Только что слуги были отпущены после обеда, как миссис Вестерн, уже открывшая Софье свои намерения, сообщила ей, что ждет сегодня лорда и воспользуется первым удобным случаем, чтобы оставить их наедине.

— Если так, — отвечала Софья в сердцах, — то и я воспользуюсь первым удобным случаем, чтобы его покинуть.

— Вот как, сударыня! — воскликнула тетка. — И это благодарность за мою доброту, за то, что я освободила тебя от заключения у отца?

— Вы знаете, сударыня, — отвечала Софья, — что причиной этого заключения был мой отказ выйти по требованию батюшки за человека, которою я ненавижу; неужели дорогая тетушка, вызволившая меня из этой беды, навлечет на меня другую?

— Так, по-твоему, сударыня. — вспылила миссис Вестерн, — между лордом Фелламаром и мистером Блайфилом нет никакой разницы?

— По-моему, очень маленькая, — отвечала Софья, — и если уж мне быть обреченной одному из них, так я бы, конечно, предпочла принести себя в жертву желанию батюшки.

— Значит, мое желание, я вижу, имеет в твоих глазах очень мало веса. Впрочем, это меня нисколько не задевает. Я действую по более высоким побуждениям. Возвеличить свой род, возвысить тебя — вот что мною руководит. Неужели у тебя нет никакого честолюбия? Неужели тебя не прельщает мысль, что на дверце твоей кареты будет красоваться корона?

— Клянусь честью, нисколько! Подушечкой для булавок я была бы довольна не меньше, чем короной.

— Пожалуйста, не упоминай о чести Толковать об этом совсем не пристало такой негоднице, как ты. Я жалею, что ты заставляешь меня произносить грубые слова, но твой низкий образ мыслей для меня невыносим: в тебе совсем не сказывается кровь Вестернов. Впрочем, как бы пошлы и вульгарны ни были твои вкусы, это не может затронуть меня. Я не допущу, чтобы про меня говорили, будто я побудила тебя отказаться от одной из лучших партий в Англии, от партии, которая, не говоря уж о богатстве, сделала бы честь любой фамилии в государстве, а по знатности она даже выше нашей.

— Видно, я родилась уродом, — отвечала Софья, — и лишена чувств, которыми награждены другие; наверно, есть же чувство, при помощи которого другие воспринимают прелесть громких звуков и показного блеска, — чувство, которого мне недостает; иначе не стали бы люди затрачивать столько труда и приносить столько жертв для достижения того, что представлялось бы им, как представляется мне, ничтожнейшим пустяком, а достигнув этого, не чванились бы так и не гордились.

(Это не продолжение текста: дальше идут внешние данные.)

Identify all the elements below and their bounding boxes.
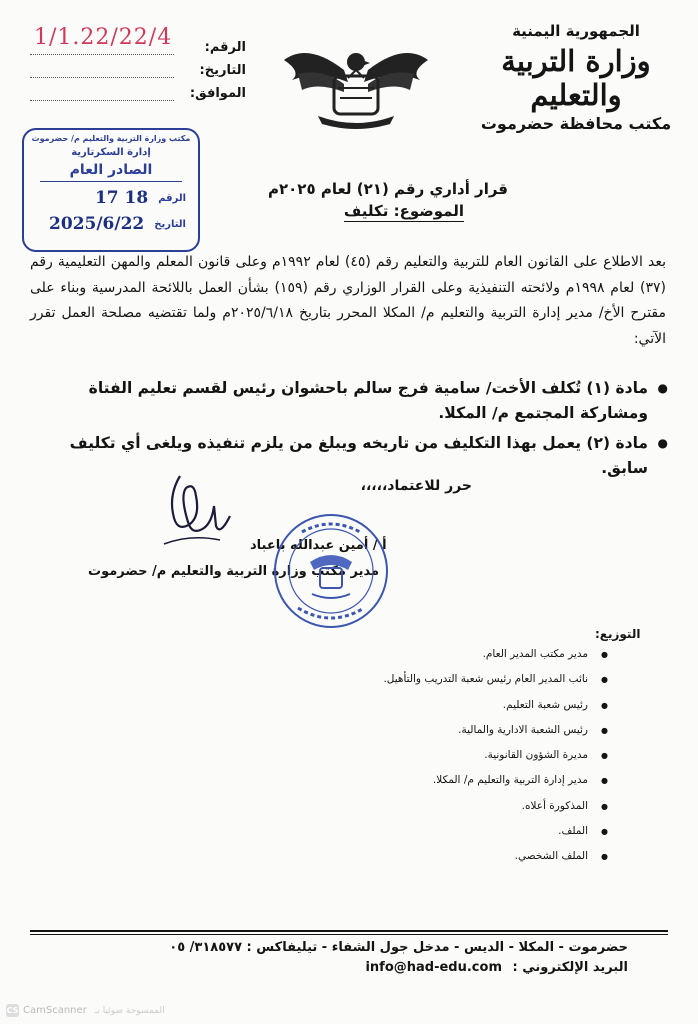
distribution-item: ● نائب المدير العام رئيس شعبة التدريب والتأهيل.	[140, 667, 610, 692]
stamp-number-value: 17 18	[94, 188, 149, 208]
number-value: 1/1.22/22/4	[34, 24, 173, 50]
distribution-item: ● مدير إدارة التربية والتعليم م/ المكلا.	[140, 768, 610, 793]
stamp-date-label: التاريخ	[154, 218, 186, 230]
date-label: التاريخ:	[199, 63, 246, 78]
preamble-paragraph: بعد الاطلاع على القانون العام للتربية والتعليم رقم (٤٥) لعام ١٩٩٢م وعلى قانون المعلم والمهن التعليمية رقم (٣٧) لعام ١٩٩٨م ولائحته التنفيذية وعلى القرار الوزاري رقم (١٥٩) بشأن العمل باللائحة المدرسية وبناء على مقترح الأخ/ مدير إدارة التربية والتعليم م/ المكلا المحرر بتاريخ ٢٠٢٥/٦/١٨م ولما تقتضيه مصلحة العمل تقرر الآتي:	[30, 254, 666, 347]
decision-subject: الموضوع: تكليف	[343, 202, 464, 220]
approval-label: الموافق:	[189, 86, 246, 101]
footer-divider-thin	[30, 934, 668, 935]
stamp-office: مكتب وزارة التربية والتعليم م/ حضرموت	[31, 134, 191, 143]
email-label: البريد الإلكتروني :	[512, 960, 628, 975]
distribution-list	[140, 642, 610, 870]
number-label: الرقم:	[204, 40, 246, 55]
office-name: مكتب محافظة حضرموت	[480, 114, 672, 133]
stamp-date-row	[28, 214, 194, 234]
date-row	[30, 59, 246, 82]
articles-list	[38, 376, 670, 486]
stamp-date-value: 2025/6/22	[49, 214, 145, 234]
stamp-number-label: الرقم	[158, 192, 186, 204]
ministry-name: وزارة التربية والتعليم	[501, 44, 651, 112]
number-row	[30, 24, 246, 59]
stamp-number-row	[28, 188, 194, 208]
distribution-item: ● رئيس الشعبة الادارية والمالية.	[140, 718, 610, 743]
camscanner-logo-icon: CS	[6, 1006, 19, 1015]
footer-divider	[30, 930, 668, 932]
distribution-item: ● مديرة الشؤون القانونية.	[140, 743, 610, 768]
scanner-app-name: CamScanner	[23, 1005, 87, 1016]
distribution-item: ● الملف.	[140, 819, 610, 844]
approval-row	[30, 82, 246, 105]
footer-address: حضرموت - المكلا - الديس - مدخل جول الشفاء - تيليفاكس : ٣١٨٥٧٧/ ٠٥	[169, 940, 628, 955]
scanner-watermark	[6, 1004, 165, 1017]
article-item: ● مادة (١) تُكلف الأخت/ سامية فرج سالم باحشوان رئيس لقسم تعليم الفتاة ومشاركة المجتمع م/ المكلا.	[38, 376, 670, 426]
distribution-item: ● رئيس شعبة التعليم.	[140, 693, 610, 718]
decision-title: قرار أداري رقم (٢١) لعام ٢٠٢٥م	[267, 180, 508, 198]
stamp-department: إدارة السكرتارية	[71, 147, 151, 158]
footer-email-line	[365, 960, 628, 975]
scanner-caption: الممسوحة ضوئيا بـ	[94, 1005, 165, 1016]
republic-name: الجمهورية اليمنية	[512, 22, 640, 40]
signer-name: أ / أمين عبدالله باعباد	[250, 538, 387, 553]
distribution-title: التوزيع:	[595, 627, 641, 641]
distribution-item: ● المذكورة أعلاه.	[140, 794, 610, 819]
distribution-item: ● مدير مكتب المدير العام.	[140, 642, 610, 667]
email-address: info@had-edu.com	[365, 960, 502, 975]
letterhead-right	[476, 22, 676, 133]
distribution-item: ● الملف الشخصي.	[140, 844, 610, 869]
eagle-emblem-icon	[278, 40, 434, 132]
reference-block	[30, 24, 246, 105]
outgoing-stamp	[22, 128, 200, 252]
signer-title: مدير مكتب وزارة التربية والتعليم م/ حضرموت	[88, 564, 380, 579]
article-item: ● مادة (٢) يعمل بهذا التكليف من تاريخه ويبلغ من يلزم تنفيذه ويلغى أي تكليف سابق.	[38, 431, 670, 481]
official-seal-icon	[272, 512, 390, 630]
stamp-register: الصادر العام	[40, 162, 182, 182]
closing-line: حرر للاعتماد،،،،،	[360, 478, 472, 494]
handwritten-signature-icon	[160, 466, 238, 550]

— Полно врать, сударыня, — остановила ее тетка, — ты родилась с такими же чувствами, как и все люди; но будь уверена, что ты родилась не с таким умом, чтобы одурачить меня и выставить на посмешище перед всем светом. Объявляю тебе самым торжественным образом, — а ты, я думаю, знаешь, как непреложны мои решения, — что, ежели ты не согласна принять сегодня его светлость, я завтра же утром собственными руками передам тебя отцу и больше не желаю вмешиваться в твои дела и даже тебя видеть.